In the course of an epidemiological study covering an entire community, Tecumseh, Michigan, the familial aggregation of various levels of four variables associated with coronary heart disease-serum cholesterol, systolic blood pressure, relative weight, and blood glucose after a standard load-was assessed quantitatively by determining the relative frequencies of high, intermediate, and low levels of the variables for several familial combinations. High, intermediate, and low levels for each variable were defined in terms of quintiles (highest, middle three, lowest, respectively) of the distribution of the variable specific for age and sex.
Parents and their children and siblings were compared. There was a striking resemblance between children and their fathers and mothers for all the four variables under study, as well as for height which was used as a frame of reference. The degree of resemblance between parents and children was approximately the same at the three levels-"low," "intermediate," and "high"-of the variables, pointing to a multifactorial mode of determination.
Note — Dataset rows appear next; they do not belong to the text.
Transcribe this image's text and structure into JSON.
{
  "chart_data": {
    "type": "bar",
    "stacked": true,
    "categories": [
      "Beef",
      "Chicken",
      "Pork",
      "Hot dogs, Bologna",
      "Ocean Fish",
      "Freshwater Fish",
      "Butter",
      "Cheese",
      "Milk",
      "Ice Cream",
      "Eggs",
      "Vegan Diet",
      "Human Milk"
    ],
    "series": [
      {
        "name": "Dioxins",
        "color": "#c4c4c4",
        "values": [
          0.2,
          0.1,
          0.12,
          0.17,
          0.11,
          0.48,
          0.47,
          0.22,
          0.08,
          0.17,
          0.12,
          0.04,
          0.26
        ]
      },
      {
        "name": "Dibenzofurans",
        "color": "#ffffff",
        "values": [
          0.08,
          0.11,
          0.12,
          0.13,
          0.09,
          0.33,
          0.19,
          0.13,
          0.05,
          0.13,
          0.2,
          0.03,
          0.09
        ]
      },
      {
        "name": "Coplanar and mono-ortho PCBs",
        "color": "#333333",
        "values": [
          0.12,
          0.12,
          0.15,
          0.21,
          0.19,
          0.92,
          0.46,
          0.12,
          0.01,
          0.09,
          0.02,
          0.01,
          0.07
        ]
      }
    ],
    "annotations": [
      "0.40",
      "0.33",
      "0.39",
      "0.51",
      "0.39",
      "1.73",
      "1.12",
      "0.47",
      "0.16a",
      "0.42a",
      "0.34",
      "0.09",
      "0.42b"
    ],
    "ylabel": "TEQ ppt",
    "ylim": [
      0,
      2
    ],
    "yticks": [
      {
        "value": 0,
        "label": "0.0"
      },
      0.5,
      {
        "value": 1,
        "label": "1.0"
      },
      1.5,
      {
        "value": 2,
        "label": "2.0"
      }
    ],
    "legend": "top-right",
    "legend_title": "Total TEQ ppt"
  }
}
In an attempt to assess the relative role of environmental and genetic factors with respect to the determination of the variables under study, degrees of aggregation by age were compared. An appreciable degree of resemblance was found among siblings below the age of 16 who may be presumed to share the same environment to a great extent. Aggregation was less marked for siblings between the ages of 16 and 40, a time when less of the same environment is shared, but it rose again after age 40. It is postulated that the observed rise after age 40 is due to an increase in the penetrance of the genes involved, at middle age and beyond. In addition, this pattern of aggregation suggests that environmental factors may play a stronger role prior to middle age. A similar subdivision by age, was used to study relationships between parents and children; although no corresponding differences between age groups were found, this apparent inconsistency with the sibship data could be explained, in part, by differences in age composition of the groups involved.
The practical implication of the foregoing pattern of familial aggregation lies in the possibility of specifying for an individual the risk of developing high values of a variable predisposing to coronary heart disease in the future on the basis of the values shown by his parents and siblings.